Lowland kagu Temporal range: Late Holocene

Scientific classification
- Domain: Eukaryota
- Kingdom: Animalia
- Phylum: Chordata
- Class: Aves
- Order: Eurypygiformes
- Family: Rhynochetidae
- Genus: Rhynochetos
- Species: †R. orarius
- Binomial name: †Rhynochetos orarius Balouet & Olson, 1989

= Lowland kagu =

- Authority: Balouet & Olson, 1989

Extinct species of bird

The lowland kagu (Rhynochetos orarius) is a large, extinct species of kagu. It was endemic to the island of New Caledonia in Melanesia in the south-west Pacific region. It was described from subfossil bones found at the Pindai Caves paleontological site on the west coast of Grande Terre. The holotype is a right tibiotarsus (NCP 700), held by the Muséum national d'histoire naturelle in Paris. The specific epithet comes from the Latin orarius (of the coast) from its presumed lowland distribution, as opposed to its congener the living kagu R. jubatus.

==Description==
The general proportions of the various bones of the lowland kagu are very similar to those of the kagu.

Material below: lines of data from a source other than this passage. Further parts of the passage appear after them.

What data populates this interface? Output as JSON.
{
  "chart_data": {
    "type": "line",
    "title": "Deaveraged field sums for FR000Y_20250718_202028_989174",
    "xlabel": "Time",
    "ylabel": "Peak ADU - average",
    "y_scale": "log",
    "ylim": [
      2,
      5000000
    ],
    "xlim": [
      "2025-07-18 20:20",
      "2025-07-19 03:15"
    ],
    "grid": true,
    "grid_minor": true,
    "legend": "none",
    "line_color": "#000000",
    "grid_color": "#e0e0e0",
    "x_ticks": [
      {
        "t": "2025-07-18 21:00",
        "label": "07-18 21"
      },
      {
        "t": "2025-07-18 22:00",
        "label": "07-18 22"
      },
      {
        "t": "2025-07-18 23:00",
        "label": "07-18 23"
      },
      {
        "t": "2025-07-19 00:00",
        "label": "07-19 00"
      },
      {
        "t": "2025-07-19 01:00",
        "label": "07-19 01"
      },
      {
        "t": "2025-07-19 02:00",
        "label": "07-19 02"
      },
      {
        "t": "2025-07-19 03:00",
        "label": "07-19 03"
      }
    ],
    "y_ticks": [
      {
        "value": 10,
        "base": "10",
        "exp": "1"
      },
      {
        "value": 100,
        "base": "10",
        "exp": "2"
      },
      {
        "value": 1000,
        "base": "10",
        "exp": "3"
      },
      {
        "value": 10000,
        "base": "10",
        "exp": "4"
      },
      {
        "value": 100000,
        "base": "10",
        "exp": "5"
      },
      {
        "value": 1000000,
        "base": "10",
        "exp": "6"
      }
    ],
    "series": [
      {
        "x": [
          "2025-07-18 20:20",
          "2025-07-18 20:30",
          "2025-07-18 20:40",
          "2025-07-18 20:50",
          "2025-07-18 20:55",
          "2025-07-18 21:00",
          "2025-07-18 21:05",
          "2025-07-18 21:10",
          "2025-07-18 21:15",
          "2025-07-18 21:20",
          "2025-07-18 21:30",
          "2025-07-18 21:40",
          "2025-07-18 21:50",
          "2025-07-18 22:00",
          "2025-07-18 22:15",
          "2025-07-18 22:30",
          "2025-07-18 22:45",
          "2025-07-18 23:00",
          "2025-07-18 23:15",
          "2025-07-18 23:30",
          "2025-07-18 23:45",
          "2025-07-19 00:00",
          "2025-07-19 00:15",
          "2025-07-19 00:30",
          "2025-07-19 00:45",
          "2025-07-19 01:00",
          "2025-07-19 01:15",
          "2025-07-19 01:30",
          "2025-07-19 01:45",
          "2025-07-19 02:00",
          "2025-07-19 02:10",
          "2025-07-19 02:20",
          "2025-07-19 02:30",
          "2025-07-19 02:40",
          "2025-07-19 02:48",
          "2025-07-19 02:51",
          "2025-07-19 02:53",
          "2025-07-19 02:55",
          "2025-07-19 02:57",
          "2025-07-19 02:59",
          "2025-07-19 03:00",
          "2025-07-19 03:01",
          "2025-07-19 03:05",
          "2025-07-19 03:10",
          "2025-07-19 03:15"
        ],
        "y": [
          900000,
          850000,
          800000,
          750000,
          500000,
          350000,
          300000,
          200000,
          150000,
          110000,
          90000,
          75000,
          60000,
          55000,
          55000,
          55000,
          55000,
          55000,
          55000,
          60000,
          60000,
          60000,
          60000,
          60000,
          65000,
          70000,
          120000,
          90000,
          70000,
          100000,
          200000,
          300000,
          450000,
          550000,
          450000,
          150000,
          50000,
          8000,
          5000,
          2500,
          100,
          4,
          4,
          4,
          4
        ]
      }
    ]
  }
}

They differ in the greater size of the extinct species in averaging about 15% larger, with no overlap between the hindlimb elements and only rare overlap between those of the wings. The describers postulate that R. orarius and R. jubatus were lowland and highland forms, respectively.

==Taxonomic uncertainty==
In 2018, Jörn Theuerkauf and Roman Gula argued that R. orarius was not a valid species. They claimed that Balouet and Olson had overstated the larger size of R. orarius, and assigned all their found specimens to R. orarius but none to R. jubatus, which would be rare if there were two kagu species coexisting in the same island; that the extant kagu is also found in the lowlands, making speciation unlikely, and that no other two kagu species in Oceania share the same island. Instead, they proposed that there was only one kagu species in the Holocene of New Caledonia, R. jubatus, which decreased in average size after human colonization as a result of hunters and introduced predators like dogs favoring the capture of larger animals. This very same possibility had been raised by Balouet and Olson in their original paper and discounted as unlikely, but Theuerkaf and Gula pointed that similar rapid size changes have been documented in other vertebrates when exposed to new competitors and predators.